Provider Overview
Advanced Health Network and Recovery Health Solutions, operating in affiliation.
AHN/RHS is an independent practice association (IPA) and behavioral health network that comprises 46 New York State licensed agencies that provide comprehensive community-based services to individuals and families throughout New York City and Nassau and Suffolk counties. The providers in the AHN/RHS network share a goal of improving the health and wellness of individuals experiencing behavioral health disorders, which are often further complicated by medical and social determinants of health issues. AHN/RHS is dedicated to improving immediate access to quality care and empowering individuals to better manage their health and healthcare needs. AHN/RHS supports a person-centered, integrated healthcare model that focuses on early detection, prevention, and treatment with the goal of avoiding unnecessary emergency department visits and hospital admissions, by connecting patients to integrated routine care.
Challenges that needed to be solved
Individuals are utilizing the emergency department (ED) to address primary care and behavioral health needs that could better be addressed in the community. In New York State in 2019, almost half (48%) of ED visits were for non-emergent and primary care needs or were otherwise avoidable. At the same time, hospital resources are strained, in part due to treating individuals whose needs could be better met in the community. This problem presents an opportunity for community behavioral healthcare providers to better coordinate care and improve individual health. Actionable, measurable data can be used to enable this effort.
Barriers
Behavioral health providers lack access to data tools providing actionable, measurable information essential to meet the needs of their patient populations. The resulting information gap imposes an administrative burden on staff, who must track data manually and rely on self-reported information from patients. Even if such data tools were accessible, behavioral health providers do not have dedicated project management staff to improve clinical and operational workflows and workforce development. Due to the lack of complete, timely, and actionable data, providers may be unaware that a patient is repeatedly visiting the emergency department, and such patterns of behavior may go unidentified and unresolved.
Solutions
In partnership with the Bronx Regional Health Information Organization (Bronx RHIO) and individual behavioral health network providers, AHN/RHS developed a suite of data analytical tools that identify patterns, trends, and insights to inform care delivery interventions and support providers and patients. These tools are intended to improve patients’ engagement in medical, mental health, and substance use disorder treatment and address social factors that may impact patients’ health. They can also be used to inform quality improvement initiatives to develop workflows that support equitable, high-quality, patient-centered care.
To support AHN/RHS network providers in implementing the suite of data analytical tools, AHN/RHS partnered with Primary Care Development Corporation (PCDC) to offer coaching. The coaches engaged providers in establishing workflows for utilizing ED Alerts and ED Patient Registry tools. Workflows for utilizing the ED Follow-up Report are forthcoming as funding becomes available.
Results
The goals for developing and testing the data analytical tools were to:
Engage patients in their behavioral health treatment, including referrals and linkages for primary care and social care services.
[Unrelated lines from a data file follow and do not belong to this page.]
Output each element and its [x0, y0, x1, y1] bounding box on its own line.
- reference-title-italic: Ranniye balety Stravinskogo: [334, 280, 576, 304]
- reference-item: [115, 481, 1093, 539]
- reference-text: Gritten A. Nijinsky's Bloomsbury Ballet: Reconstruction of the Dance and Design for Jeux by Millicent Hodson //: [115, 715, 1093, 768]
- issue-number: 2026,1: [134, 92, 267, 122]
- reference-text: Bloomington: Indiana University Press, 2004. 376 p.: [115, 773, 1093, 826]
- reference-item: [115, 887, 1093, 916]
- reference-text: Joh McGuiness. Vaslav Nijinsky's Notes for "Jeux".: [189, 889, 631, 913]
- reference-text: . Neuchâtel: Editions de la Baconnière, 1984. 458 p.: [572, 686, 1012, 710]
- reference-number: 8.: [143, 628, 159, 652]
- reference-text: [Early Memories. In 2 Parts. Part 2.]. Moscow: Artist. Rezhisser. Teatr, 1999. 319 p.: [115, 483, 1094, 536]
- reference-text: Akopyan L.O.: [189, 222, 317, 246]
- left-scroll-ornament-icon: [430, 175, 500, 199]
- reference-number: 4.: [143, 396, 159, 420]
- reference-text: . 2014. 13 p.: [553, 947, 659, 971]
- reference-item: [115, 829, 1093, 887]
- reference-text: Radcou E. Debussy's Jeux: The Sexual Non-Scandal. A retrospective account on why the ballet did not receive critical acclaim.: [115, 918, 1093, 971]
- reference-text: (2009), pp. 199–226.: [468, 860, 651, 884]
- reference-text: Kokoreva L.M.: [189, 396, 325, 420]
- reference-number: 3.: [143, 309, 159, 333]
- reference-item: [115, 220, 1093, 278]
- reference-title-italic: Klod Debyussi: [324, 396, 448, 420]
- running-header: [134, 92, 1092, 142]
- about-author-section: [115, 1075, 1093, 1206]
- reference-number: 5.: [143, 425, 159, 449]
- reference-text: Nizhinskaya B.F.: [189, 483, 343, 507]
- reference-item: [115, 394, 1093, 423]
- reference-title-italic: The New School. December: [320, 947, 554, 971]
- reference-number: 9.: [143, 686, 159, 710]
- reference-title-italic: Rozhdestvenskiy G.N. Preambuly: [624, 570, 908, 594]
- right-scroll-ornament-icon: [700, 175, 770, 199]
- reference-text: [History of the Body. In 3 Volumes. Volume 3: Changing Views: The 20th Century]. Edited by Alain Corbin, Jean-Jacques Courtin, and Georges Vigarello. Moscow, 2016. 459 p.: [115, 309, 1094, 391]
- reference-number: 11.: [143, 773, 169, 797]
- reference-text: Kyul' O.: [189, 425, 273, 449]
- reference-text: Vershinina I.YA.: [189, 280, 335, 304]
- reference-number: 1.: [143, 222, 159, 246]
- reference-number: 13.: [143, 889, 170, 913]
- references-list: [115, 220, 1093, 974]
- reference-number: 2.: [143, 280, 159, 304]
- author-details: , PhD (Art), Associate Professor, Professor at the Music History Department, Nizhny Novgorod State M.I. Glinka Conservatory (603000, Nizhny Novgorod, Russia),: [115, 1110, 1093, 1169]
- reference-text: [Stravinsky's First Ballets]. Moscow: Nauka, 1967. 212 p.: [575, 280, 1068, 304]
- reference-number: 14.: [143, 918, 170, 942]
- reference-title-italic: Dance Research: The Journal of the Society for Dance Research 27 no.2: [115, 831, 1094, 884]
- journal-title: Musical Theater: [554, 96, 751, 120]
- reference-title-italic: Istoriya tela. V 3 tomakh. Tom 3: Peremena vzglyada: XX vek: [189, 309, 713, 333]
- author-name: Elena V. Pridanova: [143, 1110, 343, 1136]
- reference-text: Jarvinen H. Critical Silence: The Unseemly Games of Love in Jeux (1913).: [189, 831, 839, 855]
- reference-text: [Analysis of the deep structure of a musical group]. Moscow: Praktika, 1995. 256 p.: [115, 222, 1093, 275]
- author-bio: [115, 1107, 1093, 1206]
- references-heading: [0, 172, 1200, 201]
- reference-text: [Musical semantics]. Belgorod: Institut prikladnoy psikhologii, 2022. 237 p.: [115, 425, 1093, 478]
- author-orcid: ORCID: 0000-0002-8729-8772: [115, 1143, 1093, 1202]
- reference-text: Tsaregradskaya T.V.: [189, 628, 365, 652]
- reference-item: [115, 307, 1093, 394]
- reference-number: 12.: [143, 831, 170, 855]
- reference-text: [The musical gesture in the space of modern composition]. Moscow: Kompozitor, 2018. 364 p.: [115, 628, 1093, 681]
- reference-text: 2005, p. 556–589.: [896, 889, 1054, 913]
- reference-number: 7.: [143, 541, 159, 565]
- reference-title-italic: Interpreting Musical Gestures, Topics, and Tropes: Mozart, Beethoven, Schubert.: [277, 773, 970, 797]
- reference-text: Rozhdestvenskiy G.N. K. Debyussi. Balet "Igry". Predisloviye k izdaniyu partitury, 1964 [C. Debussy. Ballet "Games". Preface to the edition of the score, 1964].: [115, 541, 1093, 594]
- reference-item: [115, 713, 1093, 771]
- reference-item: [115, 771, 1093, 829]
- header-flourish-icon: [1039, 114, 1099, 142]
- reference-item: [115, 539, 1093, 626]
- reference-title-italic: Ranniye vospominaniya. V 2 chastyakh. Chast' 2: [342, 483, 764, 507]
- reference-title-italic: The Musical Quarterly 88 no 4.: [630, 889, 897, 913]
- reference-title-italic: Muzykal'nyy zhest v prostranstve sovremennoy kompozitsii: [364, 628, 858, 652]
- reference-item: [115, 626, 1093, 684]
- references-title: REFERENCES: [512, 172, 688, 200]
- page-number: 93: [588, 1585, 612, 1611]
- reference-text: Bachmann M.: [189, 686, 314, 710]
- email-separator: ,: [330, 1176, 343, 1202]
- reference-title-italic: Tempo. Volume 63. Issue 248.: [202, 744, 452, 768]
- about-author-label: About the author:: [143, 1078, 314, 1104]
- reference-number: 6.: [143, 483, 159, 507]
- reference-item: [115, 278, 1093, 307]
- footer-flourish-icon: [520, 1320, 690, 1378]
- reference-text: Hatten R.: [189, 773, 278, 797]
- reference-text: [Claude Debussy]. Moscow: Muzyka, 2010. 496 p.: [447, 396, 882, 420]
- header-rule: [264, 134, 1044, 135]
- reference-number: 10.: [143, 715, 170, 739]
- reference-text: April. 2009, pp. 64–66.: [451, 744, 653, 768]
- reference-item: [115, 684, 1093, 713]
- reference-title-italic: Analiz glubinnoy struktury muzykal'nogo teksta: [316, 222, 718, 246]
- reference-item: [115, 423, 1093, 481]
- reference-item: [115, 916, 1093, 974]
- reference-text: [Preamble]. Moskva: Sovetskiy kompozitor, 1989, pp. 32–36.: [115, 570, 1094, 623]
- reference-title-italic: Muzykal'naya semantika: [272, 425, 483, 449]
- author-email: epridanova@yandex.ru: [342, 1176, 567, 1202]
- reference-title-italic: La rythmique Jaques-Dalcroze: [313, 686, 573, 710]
Prevent and reduce avoidable ED utilization by coordinating care to improve quality of life.
Utilize data to demonstrate the impact of engaging individuals in comprehensive care treatment plans, including improvement in the overall cost of healthcare.
Demonstrate the value of transitioning from a fee-for-service payment model to a value-based care model that supports adequate reimbursement for comprehensive behavioral health services.
One provider in the AHN/RHS network reported that use of the ED Alert tool led to a 62% increase in overall outreach to patients, other than for scheduled appointments, from May to September 2023. Follow-up visits within seven days of an ED visit increased by 16% during the same period, and 67% of patients who received outreach remained active in treatment one month after their ED visit. Staff reported discussing a patient’s ED visit in follow-up appointments in 79% more cases than at baseline.
Another AHN/RHS network provider reported that their patients’ 30-day ED readmissions decreased from 66% in January 2021, to 42% in September 2023 following the implementation of the data analytical tools. Patients receiving a follow-up call within 24 hours of an ED visit increased from 0% in January 2021, to 90% in September 2023. The remaining 10% of patients received a follow-up call within 48 hours of an ED visit. Patients expressed gratitude for the follow-up calls they received after an ED visit.
Future Plans
AHN/RHS and its network providers will continue their work with the ED and Inpatient (ED/IP) Alerts, and with developing patient registries. With continued investment, they will look to enhance and optimize data capture, quality management, and data monitoring along with performance reporting supported by workflow redesign. This will involve:
Collaboration with the SHIN-NY and Qualified Entities to capture accurate medical diagnosis data from hospitals, primary care data in support of integrated care, and emerging social determinants of health data via the approved Social Care Networks (SCNs).
Collaboration with PCDC to support AHN/RHS providers with ongoing investments in workflow redesign, optimizing the implementation and use of ED/IP alerts and patient registries with focused community- and evidence-based best practices.
Continual investment in performance reporting for providers, NYS, health plans, and funders.